As I arrived on campus, I quickly learned that Central Park does, in fact, have the reputation of being Manhattan’s oasis, a green getaway amidst all the chaos. Meanwhile, Riverside is chill, less popular than Central but still quite active, as it offers a great space to exercise and appreciate the water. But Morningside… don’t go there. It’s dangerous. It’s sketchy. Who knows what could happen to you? Among the whispers and the side-eyes, I couldn’t help but wonder what the big deal was. Along with warnings against this park, I received both formal and informal suggestions that I avoid late-night strolls, be aware of my surroundings, and never go there unaccompanied. I nodded along because of course, I would never go to any park alone at three in the morning wearing headphones, but that wasn’t the point of these conversations. The subtext then, and still now, is that something specific to Morningside Park makes it a justifiably scarier, more threatening and more dangerous park than the other two; the larger implication of this train of thought is that gentrification and violence against the people in this area is valid, or at least understandable. 
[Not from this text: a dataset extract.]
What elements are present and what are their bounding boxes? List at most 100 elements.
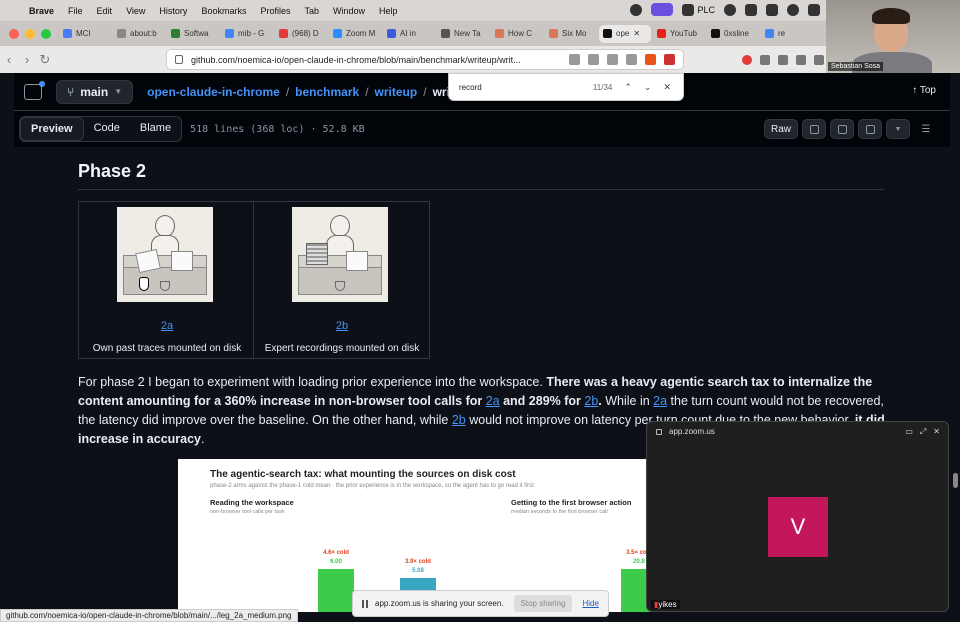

Rhetoric about danger in Morningside Park has been used since the 1950s to delineate the boundaries of where our Ivy League prestige ends and “a spreading slum” begins. In 2011, the New York Times called Morningside “a haven for drug addicts” and “a no man’s land,” such that the predominantly Latino and Black area has been subjected to a myriad of criticism that has established a stigma against it. As Americans continue to link people of color with “crime, violence, disorder, welfare, and undesirability as neighbors,” this stigma grows and actually reinforces the very disadvantages it seeks to point out.

On the other hand, there’s no denying the precedent of criminality in Morningside Park. There were three instances of robbery in the last quarter of 2022 alone, and most poignantly, the death of Barnard first-year Tessa Majors in 2019 shattered the sense of safety Morningside had been trying to construct. Barnard students, a population composed of women and gender nonconforming people, are forced to think about their safety on and around campus every day. But when we look at the larger picture, we cannot let stigma against people of color go unnoticed under the pretense that our safety is being compromised. We must recognize that Columbia University’s power as an institution, and our role as students being an extension of that power, presents us with an obligation to stand with a community we have subjected to gentrification and neglect. Take the aftermath of Majors’s death: the Black Student Organization accurately pointed out how that many Barnard faculty members received phone calls from a white supremacist organization called “Road to Power” which “blamed Tessa’s death on her proximity to Black people, stating: “Remember to teach your children: Around Blacks, never relax.” How can we look at this instance of blatant racism and stigma but not put into question how each of us contribute to the perception of why Black and Latino people are stigmatized in this way? 

To hold Morningside Park, and Harlem, to a stricter standard about safety than other areas of New York perpetuates an unfair notion of racialised bias that licenses violence against Black and Latinx communities. Even if the intent is not to stigmatize, when solely focusing on the dangers of Morningside Park and Harlem without contextualizing the larger safety issues of New York, the narrative about how communities of color ought to be treated is reinforced– particularly as it pertains to solidifying the social structure of public spaces as tied to race and class.